FRB cells are predicted to generate field gamma oscillations through their electrical coupling with RS axons. Power spectra are shown for three simulations, each in a network with 6.5% FRB cells, and with blockade of recurrent synaptic excitation between pyramidal neurons (both RS and FRB). In the control run (i.e., no other manipulations), there is a large gamma peak, indicating that recurrent synaptic excitation between pyramidal cells is not required for the simulated oscillation. If, in addition, FRB neurons do not synaptically excite interneurons, there is still a large gamma peak. Hence, FRB cells can pace gamma activity without having any (chemical) synaptic output. In contrast, if FRB axons are not allowed to couple electrically with RS axons (but are allowed to couple with each other and directly synaptically excite interneurons), then the gamma oscillation is virtually abolished. Thus, in our model, the contribution of FRB cells to maintaining gamma is mediated by means of electrical coupling.

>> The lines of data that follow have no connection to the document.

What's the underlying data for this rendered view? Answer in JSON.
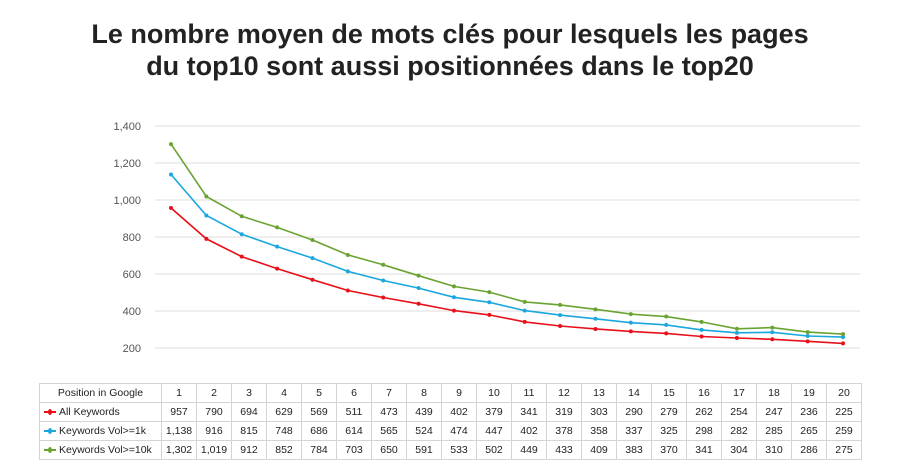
{
  "title_line1": "Le nombre moyen de mots clés pour lesquels les pages",
  "title_line2": "du top10 sont aussi positionnées dans le top20",
  "chart_data": {
    "type": "line",
    "title": "Le nombre moyen de mots clés pour lesquels les pages du top10 sont aussi positionnées dans le top20",
    "categories": [
      "1",
      "2",
      "3",
      "4",
      "5",
      "6",
      "7",
      "8",
      "9",
      "10",
      "11",
      "12",
      "13",
      "14",
      "15",
      "16",
      "17",
      "18",
      "19",
      "20"
    ],
    "category_header": "Position in Google",
    "ylim": [
      200,
      1400
    ],
    "yticks": [
      "200",
      "400",
      "600",
      "800",
      "1,000",
      "1,200",
      "1,400"
    ],
    "ytick_values": [
      200,
      400,
      600,
      800,
      1000,
      1200,
      1400
    ],
    "grid": true,
    "legend": "data-table",
    "series": [
      {
        "name": "All Keywords",
        "color": "#e8101a",
        "values": [
          957,
          790,
          694,
          629,
          569,
          511,
          473,
          439,
          402,
          379,
          341,
          319,
          303,
          290,
          279,
          262,
          254,
          247,
          236,
          225
        ],
        "labels": [
          "957",
          "790",
          "694",
          "629",
          "569",
          "511",
          "473",
          "439",
          "402",
          "379",
          "341",
          "319",
          "303",
          "290",
          "279",
          "262",
          "254",
          "247",
          "236",
          "225"
        ]
      },
      {
        "name": "Keywords Vol>=1k",
        "color": "#1aa7df",
        "values": [
          1138,
          916,
          815,
          748,
          686,
          614,
          565,
          524,
          474,
          447,
          402,
          378,
          358,
          337,
          325,
          298,
          282,
          285,
          265,
          259
        ],
        "labels": [
          "1,138",
          "916",
          "815",
          "748",
          "686",
          "614",
          "565",
          "524",
          "474",
          "447",
          "402",
          "378",
          "358",
          "337",
          "325",
          "298",
          "282",
          "285",
          "265",
          "259"
        ]
      },
      {
        "name": "Keywords Vol>=10k",
        "color": "#6aa332",
        "values": [
          1302,
          1019,
          912,
          852,
          784,
          703,
          650,
          591,
          533,
          502,
          449,
          433,
          409,
          383,
          370,
          341,
          304,
          310,
          286,
          275
        ],
        "labels": [
          "1,302",
          "1,019",
          "912",
          "852",
          "784",
          "703",
          "650",
          "591",
          "533",
          "502",
          "449",
          "433",
          "409",
          "383",
          "370",
          "341",
          "304",
          "310",
          "286",
          "275"
        ]
      }
    ]
  }
}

In conclusion, our combined experimental/simulation study demonstrated that field gamma oscillations depended on expression of FRB in a small subset of cortical neurons. The reduction in gamma power by the gap-junction blocking agent carbenoxolone suggested that the axons of layer II/III are electrically coupled, as appears to be the case for pyramidal neurons in hippocampus (27, 32). Finally, although not a comprehensive computational model of neocortical networks as yet, the model predicted accurately the physiological and pharmacological experimental data presented, and suggested that RS neurons and FRB neurons are electrically interconnected, and that such interconnections are critical for persistent neocortical gamma oscillations.